The ceiling on pangasius growth in 2026 is not demand. It is the ability to deliver certified volume at consistent quality. That is the supply-side constraint that determines which exporters capture the growth and which watch it from the sidelines.
Source: VASEP Q1/2026 Report, Chapter VI Section IV
What This Means If You Are Sourcing Pangasius in 2026
The Q1/2026 data confirms the direction the market has been building toward for the past 18 months. Whitefish supply from traditional species is constrained and getting more expensive. Buyers in the EU and UK are actively looking for certified, traceable alternatives. The US market is under pressure to replace expensive, tariff-affected whitefish with certified alternatives at a competitive landed cost. And the full-year pangasius forecast is the strongest across the Vietnamese seafood category.
At VDTG Food, we support that shift with certified IQF pangasius fillets and value-added formats including breaded, marinated, and portion-cut products produced from our Mekong Delta facilities.

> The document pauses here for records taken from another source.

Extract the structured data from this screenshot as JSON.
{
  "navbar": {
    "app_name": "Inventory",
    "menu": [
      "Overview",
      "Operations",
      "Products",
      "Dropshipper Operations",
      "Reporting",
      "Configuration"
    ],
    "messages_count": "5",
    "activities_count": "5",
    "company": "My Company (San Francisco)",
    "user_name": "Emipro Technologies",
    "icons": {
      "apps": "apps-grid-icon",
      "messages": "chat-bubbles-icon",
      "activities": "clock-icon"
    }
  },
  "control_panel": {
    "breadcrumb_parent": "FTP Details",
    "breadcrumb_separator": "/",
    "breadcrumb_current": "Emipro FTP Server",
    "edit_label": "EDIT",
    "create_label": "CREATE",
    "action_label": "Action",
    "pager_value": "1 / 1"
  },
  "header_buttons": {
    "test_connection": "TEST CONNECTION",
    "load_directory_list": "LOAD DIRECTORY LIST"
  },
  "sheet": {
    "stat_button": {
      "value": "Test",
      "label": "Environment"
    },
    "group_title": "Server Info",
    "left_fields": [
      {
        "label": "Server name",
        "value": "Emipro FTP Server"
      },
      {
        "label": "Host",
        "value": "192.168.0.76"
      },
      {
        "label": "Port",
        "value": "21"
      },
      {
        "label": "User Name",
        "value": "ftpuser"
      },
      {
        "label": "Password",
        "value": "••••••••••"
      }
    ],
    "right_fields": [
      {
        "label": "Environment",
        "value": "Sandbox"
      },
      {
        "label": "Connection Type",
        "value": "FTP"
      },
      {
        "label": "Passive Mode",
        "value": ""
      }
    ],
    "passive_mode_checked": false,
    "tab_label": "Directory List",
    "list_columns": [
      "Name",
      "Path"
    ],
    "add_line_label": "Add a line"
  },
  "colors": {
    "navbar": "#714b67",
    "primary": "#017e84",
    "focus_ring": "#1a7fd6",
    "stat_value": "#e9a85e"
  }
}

Backed by BAP, ASC, IFS, and Sedex certifications, full traceability documentation, and scalable production capability, we work with retail and foodservice partners to develop reliable whitefish programmes built for today’s pricing, compliance, and operational realities.
If you are planning your H2’26 seafood programme, the market signals are already clear: demand is moving toward certified, cost-efficient whitefish solutions with stable supply behind them.
Ready to plan your Q3 product launch? Get in touch with our team: https://vdtgfood.com/contact/
All data sourced from: VASEP Vietnam Seafood Export Report Q1/2026, based on Vietnam Customs records. Published May 2026. Full report available via vasep.com.vn.
FAQ About the Pangasius Market in 2026
Pangasius demand is increasing due to tightening cod and pollock supply, rising whitefish prices, and growing buyer demand for certified, cost-efficient seafood alternatives.
In Q1/2026, strong growth was recorded in the UK (+21%), Japan (+25%), Mexico (+42%), and Colombia (+71%), according to VASEP data.
Western retail and foodservice buyers increasingly require certifications such as BAP, ASC, IFS, and Sedex to meet traceability, sustainability, and compliance requirements.
Frozen fillets remain the dominant export format, while processed and value-added formats are gaining traction in the EU and US due to labour-saving and convenience trends.